While I wasn't happy with the current state of my relationship with the mare, I felt the mare was none of those things; she wasn’t wrong or naughty. She seemed uncooperative with what I wanted her to be, but so was I, with what she needed me to be. She actually was cooperative with my unconscious expectations of her; I expected the worst, and that was what I got. I expected a rough session, and those expectations manifested themselves in an unfocused, disconnected, spooky, spirited horse with big emotions.

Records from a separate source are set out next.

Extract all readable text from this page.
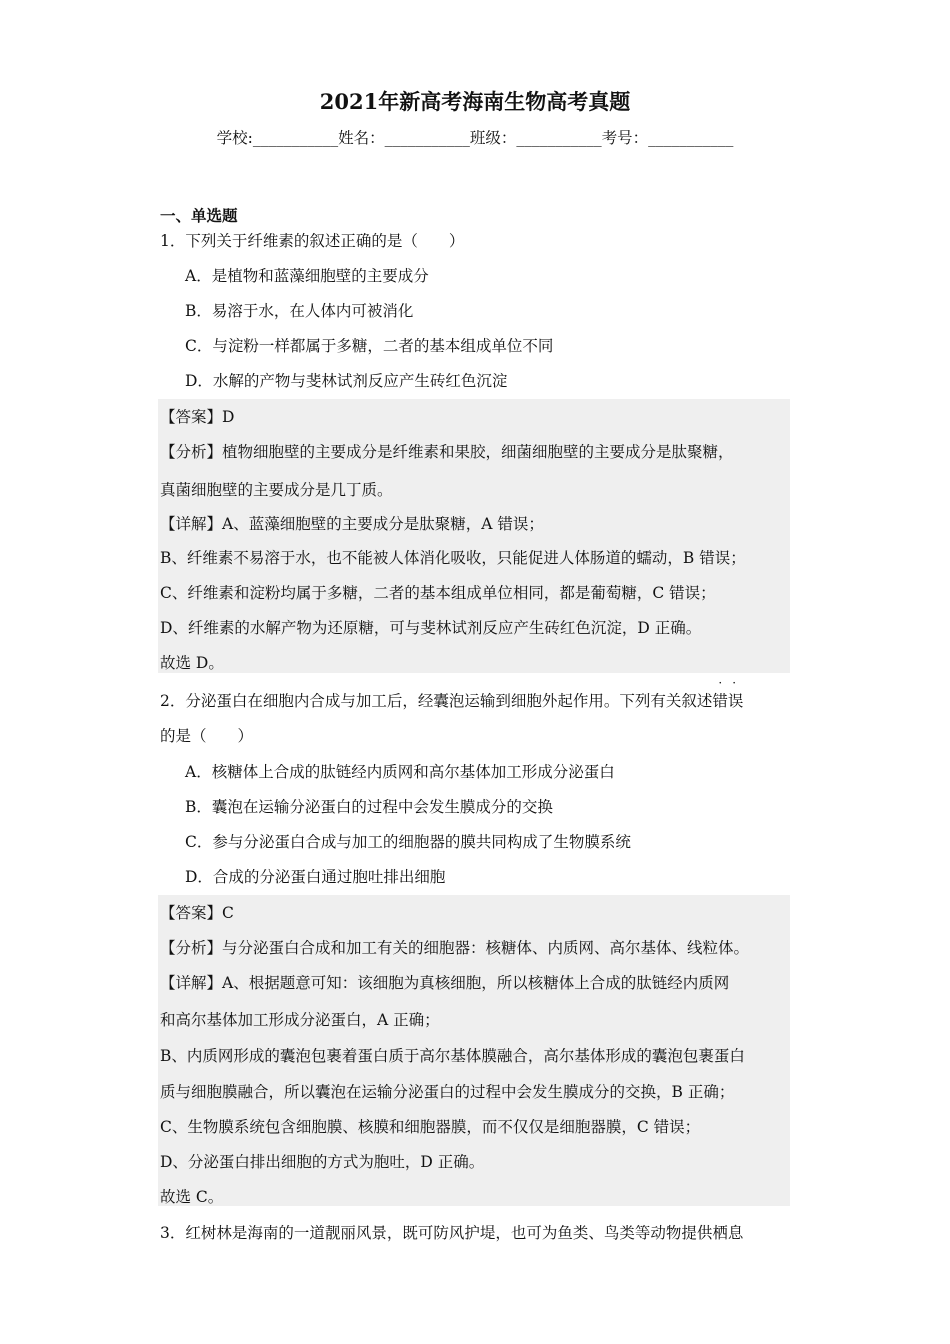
2021年新高考海南生物高考真题
学校:___________姓名：___________班级：___________考号：___________
一、单选题
1．下列关于纤维素的叙述正确的是（　　）
A．是植物和蓝藻细胞壁的主要成分
B．易溶于水，在人体内可被消化
C．与淀粉一样都属于多糖，二者的基本组成单位不同
D．水解的产物与斐林试剂反应产生砖红色沉淀
【答案】D
【分析】植物细胞壁的主要成分是纤维素和果胶，细菌细胞壁的主要成分是肽聚糖，
真菌细胞壁的主要成分是几丁质。
【详解】A、蓝藻细胞壁的主要成分是肽聚糖，A 错误；
B、纤维素不易溶于水，也不能被人体消化吸收，只能促进人体肠道的蠕动，B 错误；
C、纤维素和淀粉均属于多糖，二者的基本组成单位相同，都是葡萄糖，C 错误；
D、纤维素的水解产物为还原糖，可与斐林试剂反应产生砖红色沉淀，D 正确。
故选 D。
2．分泌蛋白在细胞内合成与加工后，经囊泡运输到细胞外起作用。下列有关叙述
··
错误
的是（　　）
A．核糖体上合成的肽链经内质网和高尔基体加工形成分泌蛋白
B．囊泡在运输分泌蛋白的过程中会发生膜成分的交换
C．参与分泌蛋白合成与加工的细胞器的膜共同构成了生物膜系统
D．合成的分泌蛋白通过胞吐排出细胞
【答案】C
【分析】与分泌蛋白合成和加工有关的细胞器：核糖体、内质网、高尔基体、线粒体。
【详解】A、根据题意可知：该细胞为真核细胞，所以核糖体上合成的肽链经内质网
和高尔基体加工形成分泌蛋白，A 正确；
B、内质网形成的囊泡包裹着蛋白质于高尔基体膜融合，高尔基体形成的囊泡包裹蛋白
质与细胞膜融合，所以囊泡在运输分泌蛋白的过程中会发生膜成分的交换，B 正确；
C、生物膜系统包含细胞膜、核膜和细胞器膜，而不仅仅是细胞器膜，C 错误；
D、分泌蛋白排出细胞的方式为胞吐，D 正确。
故选 C。
3．红树林是海南的一道靓丽风景，既可防风护堤，也可为鱼类、鸟类等动物提供栖息
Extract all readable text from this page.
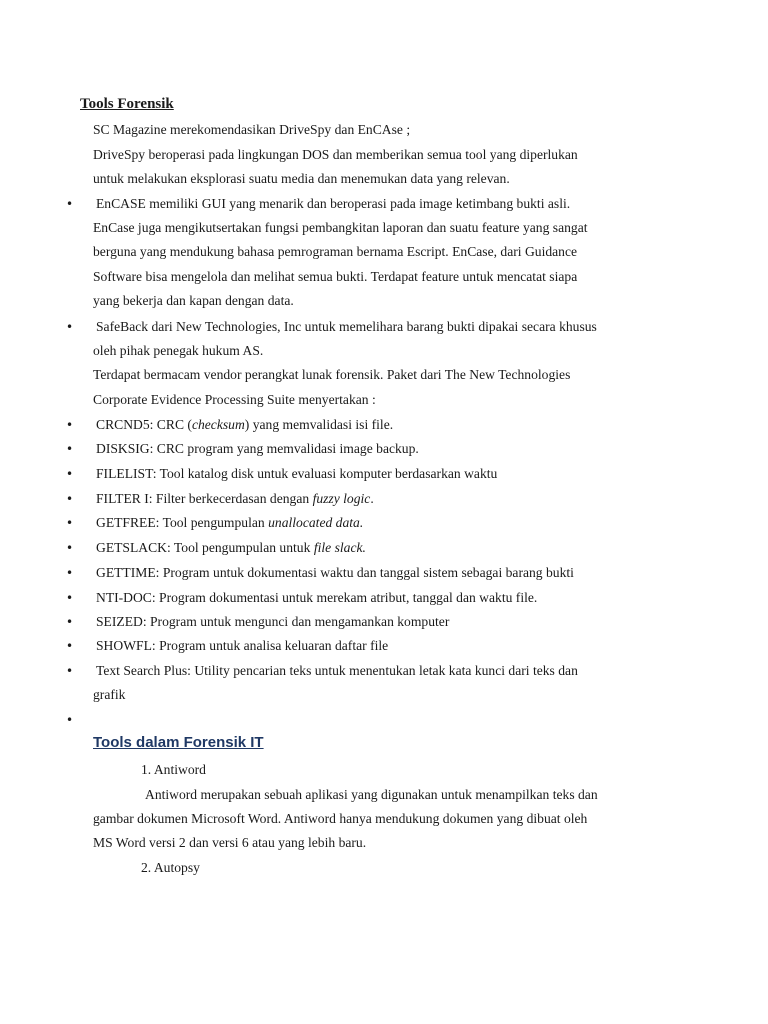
Tools Forensik
SC Magazine merekomendasikan DriveSpy dan EnCAse ;
DriveSpy beroperasi pada lingkungan DOS dan memberikan semua tool yang diperlukan
untuk melakukan eksplorasi suatu media dan menemukan data yang relevan.
• EnCASE memiliki GUI yang menarik dan beroperasi pada image ketimbang bukti asli.
EnCase juga mengikutsertakan fungsi pembangkitan laporan dan suatu feature yang sangat
berguna yang mendukung bahasa pemrograman bernama Escript. EnCase, dari Guidance
Software bisa mengelola dan melihat semua bukti. Terdapat feature untuk mencatat siapa
yang bekerja dan kapan dengan data.
• SafeBack dari New Technologies, Inc untuk memelihara barang bukti dipakai secara khusus
oleh pihak penegak hukum AS.
Terdapat bermacam vendor perangkat lunak forensik. Paket dari The New Technologies
Corporate Evidence Processing Suite menyertakan :
• CRCND5: CRC (checksum) yang memvalidasi isi file.
• DISKSIG: CRC program yang memvalidasi image backup.
• FILELIST: Tool katalog disk untuk evaluasi komputer berdasarkan waktu
• FILTER I: Filter berkecerdasan dengan fuzzy logic.
• GETFREE: Tool pengumpulan unallocated data.
• GETSLACK: Tool pengumpulan untuk file slack.
• GETTIME: Program untuk dokumentasi waktu dan tanggal sistem sebagai barang bukti
• NTI-DOC: Program dokumentasi untuk merekam atribut, tanggal dan waktu file.
• SEIZED: Program untuk mengunci dan mengamankan komputer
• SHOWFL: Program untuk analisa keluaran daftar file
• Text Search Plus: Utility pencarian teks untuk menentukan letak kata kunci dari teks dan
grafik
•
Tools dalam Forensik IT
1. Antiword
Antiword merupakan sebuah aplikasi yang digunakan untuk menampilkan teks dan
gambar dokumen Microsoft Word. Antiword hanya mendukung dokumen yang dibuat oleh
MS Word versi 2 dan versi 6 atau yang lebih baru.
2. Autopsy
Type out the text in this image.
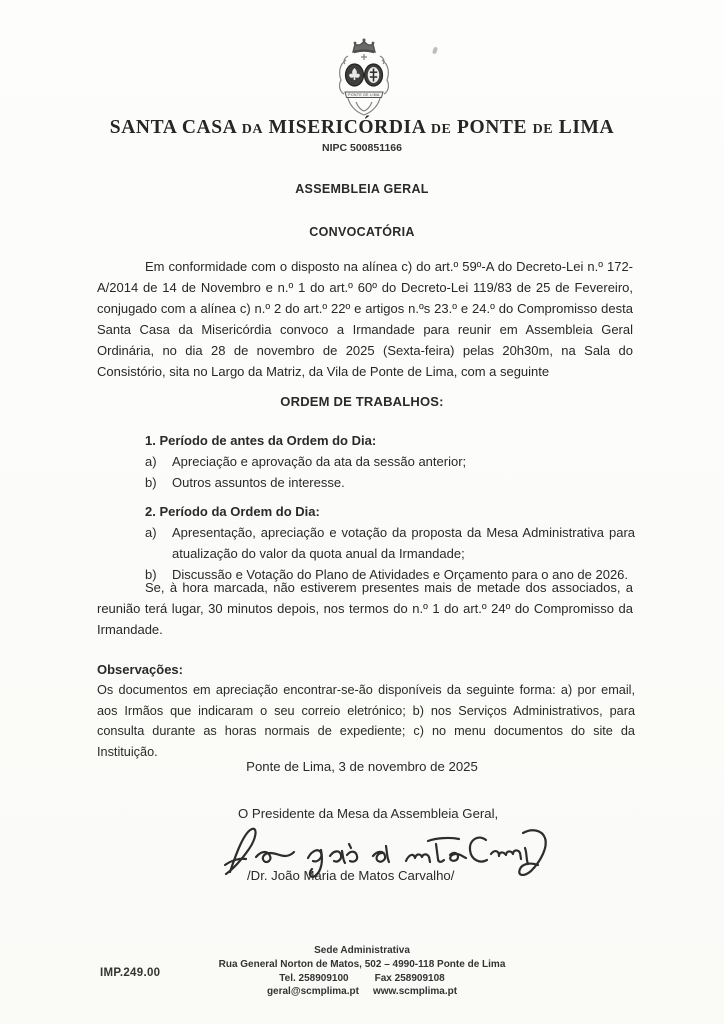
PONTE DE LIMA
SANTA CASA da MISERICÓRDIA de PONTE de LIMA
NIPC 500851166
ASSEMBLEIA GERAL
CONVOCATÓRIA

Em conformidade com o disposto na alínea c) do art.º 59º-A do Decreto-Lei n.º 172-A/2014 de 14 de Novembro e n.º 1 do art.º 60º do Decreto-Lei 119/83 de 25 de Fevereiro, conjugado com a alínea c) n.º 2 do art.º 22º e artigos n.ºs 23.º e 24.º do Compromisso desta Santa Casa da Misericórdia convoco a Irmandade para reunir em Assembleia Geral Ordinária, no dia 28 de novembro de 2025 (Sexta-feira) pelas 20h30m, na Sala do Consistório, sita no Largo da Matriz, da Vila de Ponte de Lima, com a seguinte

ORDEM DE TRABALHOS:
1. Período de antes da Ordem do Dia:
a)	Apreciação e aprovação da ata da sessão anterior;
b)	Outros assuntos de interesse.
2. Período da Ordem do Dia:
a)	Apresentação, apreciação e votação da proposta da Mesa Administrativa para atualização do valor da quota anual da Irmandade;
b)	Discussão e Votação do Plano de Atividades e Orçamento para o ano de 2026.

Se, à hora marcada, não estiverem presentes mais de metade dos associados, a reunião terá lugar, 30 minutos depois, nos termos do n.º 1 do art.º 24º do Compromisso da Irmandade.

Observações:
Os documentos em apreciação encontrar-se-ão disponíveis da seguinte forma: a) por email, aos Irmãos que indicaram o seu correio eletrónico; b) nos Serviços Administrativos, para consulta durante as horas normais de expediente; c) no menu documentos do site da Instituição.
Ponte de Lima, 3 de novembro de 2025
O Presidente da Mesa da Assembleia Geral,
/Dr. João Maria de Matos Carvalho/
Sede Administrativa
Rua General Norton de Matos, 502 – 4990-118 Ponte de Lima
Tel. 258909100	Fax 258909108
geral@scmplima.pt www.scmplima.pt
IMP.249.00
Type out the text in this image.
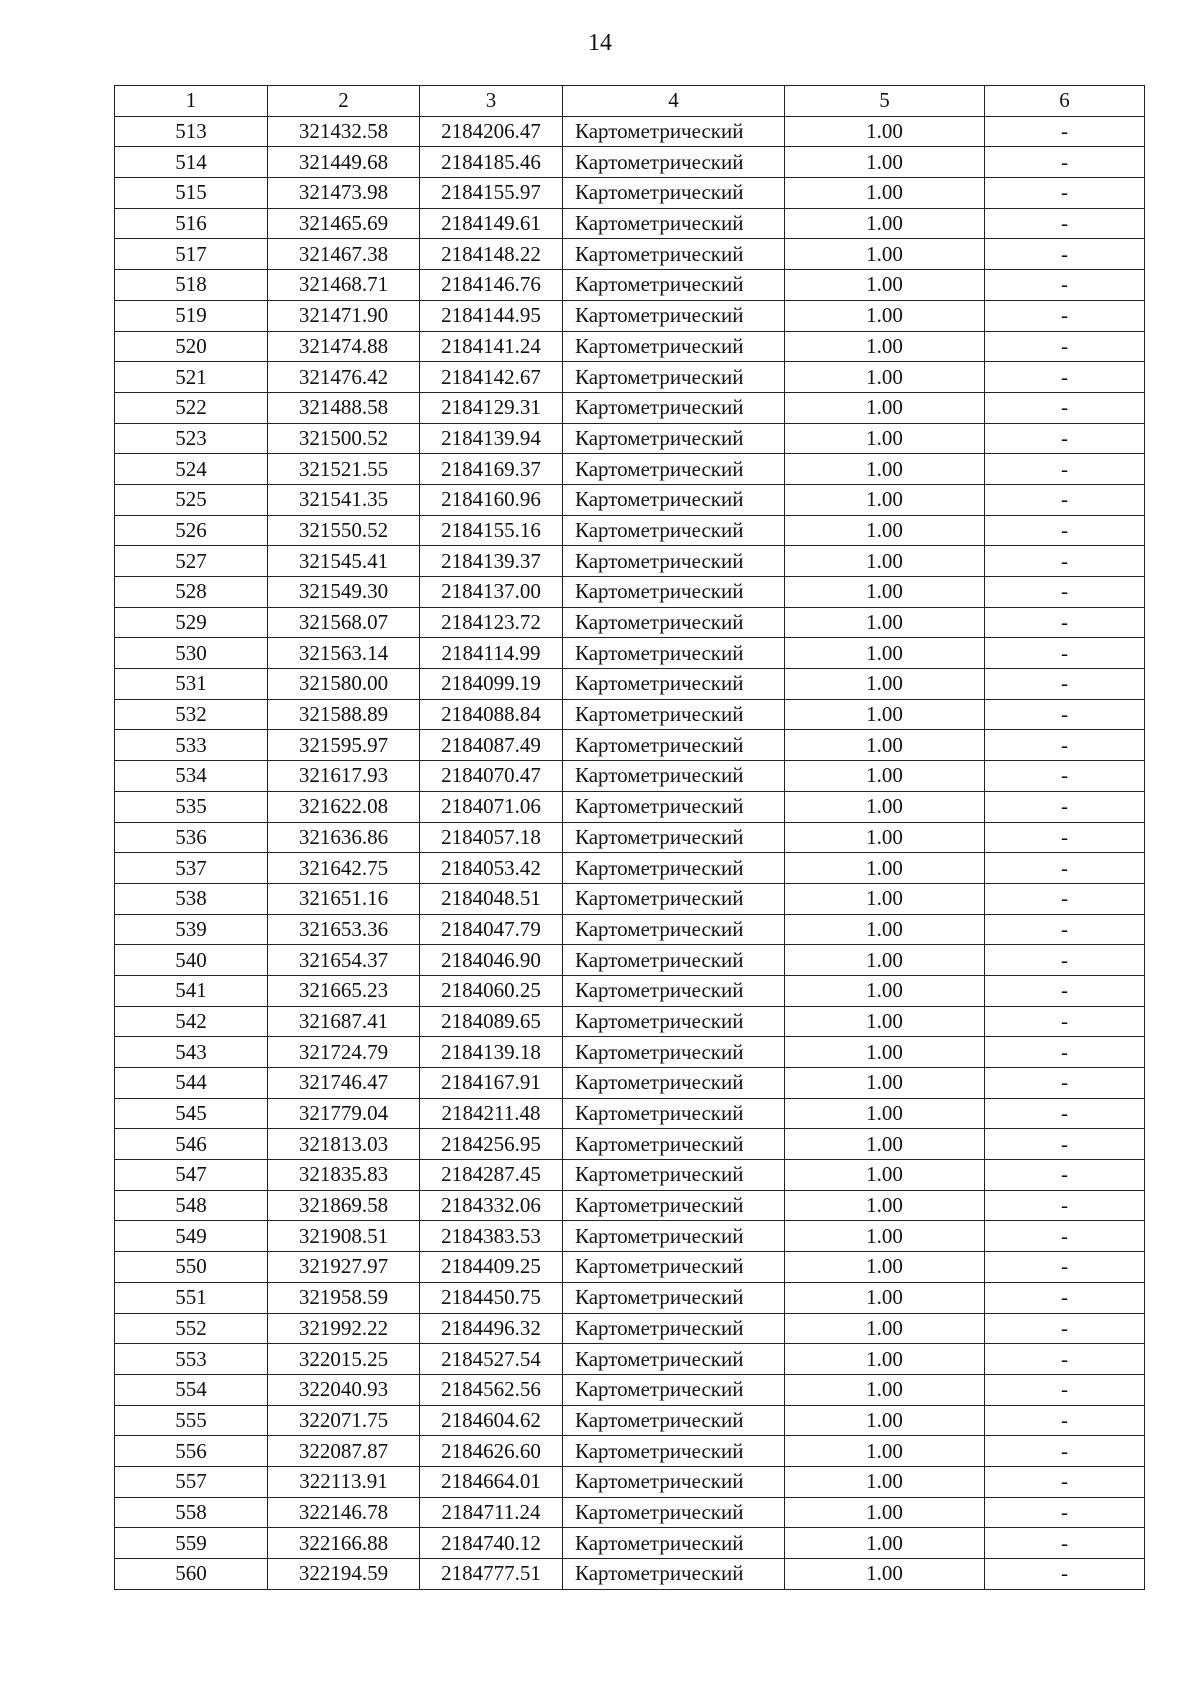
14
1	2	3	4	5	6
513	321432.58	2184206.47	Картометрический	1.00	-
514	321449.68	2184185.46	Картометрический	1.00	-
515	321473.98	2184155.97	Картометрический	1.00	-
516	321465.69	2184149.61	Картометрический	1.00	-
517	321467.38	2184148.22	Картометрический	1.00	-
518	321468.71	2184146.76	Картометрический	1.00	-
519	321471.90	2184144.95	Картометрический	1.00	-
520	321474.88	2184141.24	Картометрический	1.00	-
521	321476.42	2184142.67	Картометрический	1.00	-
522	321488.58	2184129.31	Картометрический	1.00	-
523	321500.52	2184139.94	Картометрический	1.00	-
524	321521.55	2184169.37	Картометрический	1.00	-
525	321541.35	2184160.96	Картометрический	1.00	-
526	321550.52	2184155.16	Картометрический	1.00	-
527	321545.41	2184139.37	Картометрический	1.00	-
528	321549.30	2184137.00	Картометрический	1.00	-
529	321568.07	2184123.72	Картометрический	1.00	-
530	321563.14	2184114.99	Картометрический	1.00	-
531	321580.00	2184099.19	Картометрический	1.00	-
532	321588.89	2184088.84	Картометрический	1.00	-
533	321595.97	2184087.49	Картометрический	1.00	-
534	321617.93	2184070.47	Картометрический	1.00	-
535	321622.08	2184071.06	Картометрический	1.00	-
536	321636.86	2184057.18	Картометрический	1.00	-
537	321642.75	2184053.42	Картометрический	1.00	-
538	321651.16	2184048.51	Картометрический	1.00	-
539	321653.36	2184047.79	Картометрический	1.00	-
540	321654.37	2184046.90	Картометрический	1.00	-
541	321665.23	2184060.25	Картометрический	1.00	-
542	321687.41	2184089.65	Картометрический	1.00	-
543	321724.79	2184139.18	Картометрический	1.00	-
544	321746.47	2184167.91	Картометрический	1.00	-
545	321779.04	2184211.48	Картометрический	1.00	-
546	321813.03	2184256.95	Картометрический	1.00	-
547	321835.83	2184287.45	Картометрический	1.00	-
548	321869.58	2184332.06	Картометрический	1.00	-
549	321908.51	2184383.53	Картометрический	1.00	-
550	321927.97	2184409.25	Картометрический	1.00	-
551	321958.59	2184450.75	Картометрический	1.00	-
552	321992.22	2184496.32	Картометрический	1.00	-
553	322015.25	2184527.54	Картометрический	1.00	-
554	322040.93	2184562.56	Картометрический	1.00	-
555	322071.75	2184604.62	Картометрический	1.00	-
556	322087.87	2184626.60	Картометрический	1.00	-
557	322113.91	2184664.01	Картометрический	1.00	-
558	322146.78	2184711.24	Картометрический	1.00	-
559	322166.88	2184740.12	Картометрический	1.00	-
560	322194.59	2184777.51	Картометрический	1.00	-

After a quick canter I invited the mare to come hang out with me for a talk. As we stood quietly together, with the wind howling around us, I realized the greatest gift the mare gave me that day was that zenith of her big emotions; the rear. It was over before we both knew it. It almost seemed surreal, like I imagined it, but it caused a significant shift in both of our moods. After a while, I gently asked the mare to move outward again, but this time with more quietude in my heart. I started being softer in my cues, and she started being more responsive. She took some deep breaths and I in turn released the tension in my shoulders. As we progressed, she was still spooky, and I was still disappointed in my work, but the severity lessened more and more. We united together and ended on a more positive note, with an open, soft channel of communication between us, once more based on mutual trust and respect. As I invited her to walk back to her friends, and released her in the paddock, she kicked up her heels. I stood back in silence, took a deep breath and admired the beautiful sight of three spirited mares, frolicking in the cold February wind, just being who they are; horses, just horses and nothing else than that.